DICE(phone_offers$message[1:10], parser="none")

## Not run: 

# Detect multiple cores automatically for parallel processing
DICE(phone_offers$message, num_mc_cores=parallel::detectCores())

# Connect to SpaCy installation for part-of-speech features
# THIS REQUIRES SPACY INSTALLATION OUTSIDE OF R
# For some machines, spacyr::spacy_install() will work, but please confirm before running
spacyr::spacy_initialize(python_executable = PYTHON_PATH)
DICE(phone_offers$message, parser="spacy")

## End(Not run)

Basic Features

Description

Simple features as inputs to the DICE model

Usage

basicSet(text)

Arguments

text

character A vector of texts, each of which will be tallied for DICE features.

Details

The DICE models use, as features, linear and quadratic terms for sentiment, emotion, and word count.

Value

a data.frame of feature scores for the pre-trained models.
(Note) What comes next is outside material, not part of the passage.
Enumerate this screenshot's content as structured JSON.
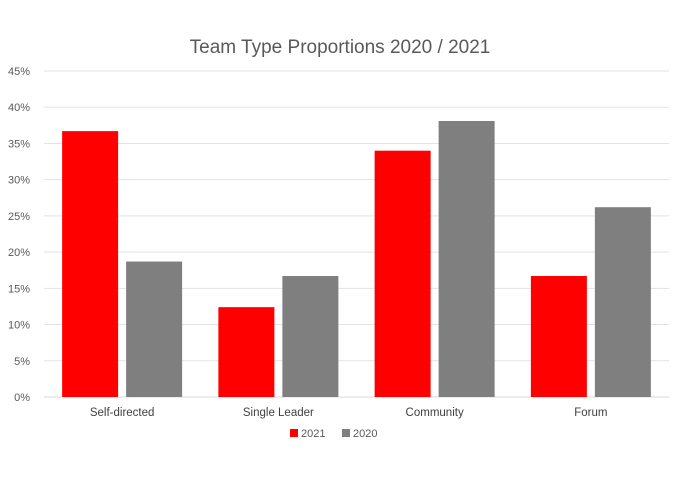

Pre-trained advice concreteness features

Description

For internal use only. This dataset demonstrates the ngram features that are used for the pre-trained models.

Usage

diceNGrams

Format

A (truncated) matrix of ngram feature counts for alignment to the pre-trained glmnet models.

Source

Yeomans et al., (2024). A Natural Language Processing Model for Conflict Expression in Conversation

DICE Features

Description

Extracts feature sets to match pre-trained models

Usage

featureSet(text, parser = c("none", "spacy"), num_mc_cores = 1)

Arguments

text

character A vector of texts, each of which will be tallied for politeness features.

parser

character Name of dependency parser to use (see details). Without a dependency parser, the politeness features are excluded from the model.

num_mc_cores

integer Number of cores for parallelization. Default is 1, but we encourage users to try parallel::detectCores() if possible.

Details

The politeness features depend on part-of-speech tagged sentences (e.g. "bare commands" are a particular verb class). To include these features in the analysis, a POS tagger must be initialized beforehand - we currently support SpaCy which must be installed separately in Python (see example for implementation).

Value

a data.frame of features, matching the pre-trained model set

Purchase offers for phone

Description

A dataset containing the purchase offer message and a label indicating if the writer was assigned to be warm (1) or tough (0)

Usage

phone_offers

Format

A data frame with 355 rows and 2 variables:

message: character of purchase offer message
condition: binary label indicating if message is warm or tough

Source

Jeong, M., Minson, J., Yeomans, M. & Gino, F. (2019).

"Communicating Warmth in Distributed Negotiations is Surprisingly Ineffective."

Study 1. https://osf.io/t7sd6/

Polynomial pre-trained fit

Description

This calculates the polynomial projection of the simple features used during model training

Usage

polymodel

Format

A pre-trained polynomial equation

UK to US Conversion dictionary

Description

For internal use only. This dataset contains a quanteda dictionary for converting UK words to US words. The models in this package were all trained on US English.

Usage

uk2us

Format

A quanteda dictionary with named entries. Names are the US version, and entries are the UK version.

Source

Borrowed from the quanteda.dictionaries package on github (from user kbenoit)

UK to US conversion

Description

background function to load.

Usage

usWords(text)

Arguments

text

character Vector of strings to convert to US spelling.

Value

character Vector of Americanized strings.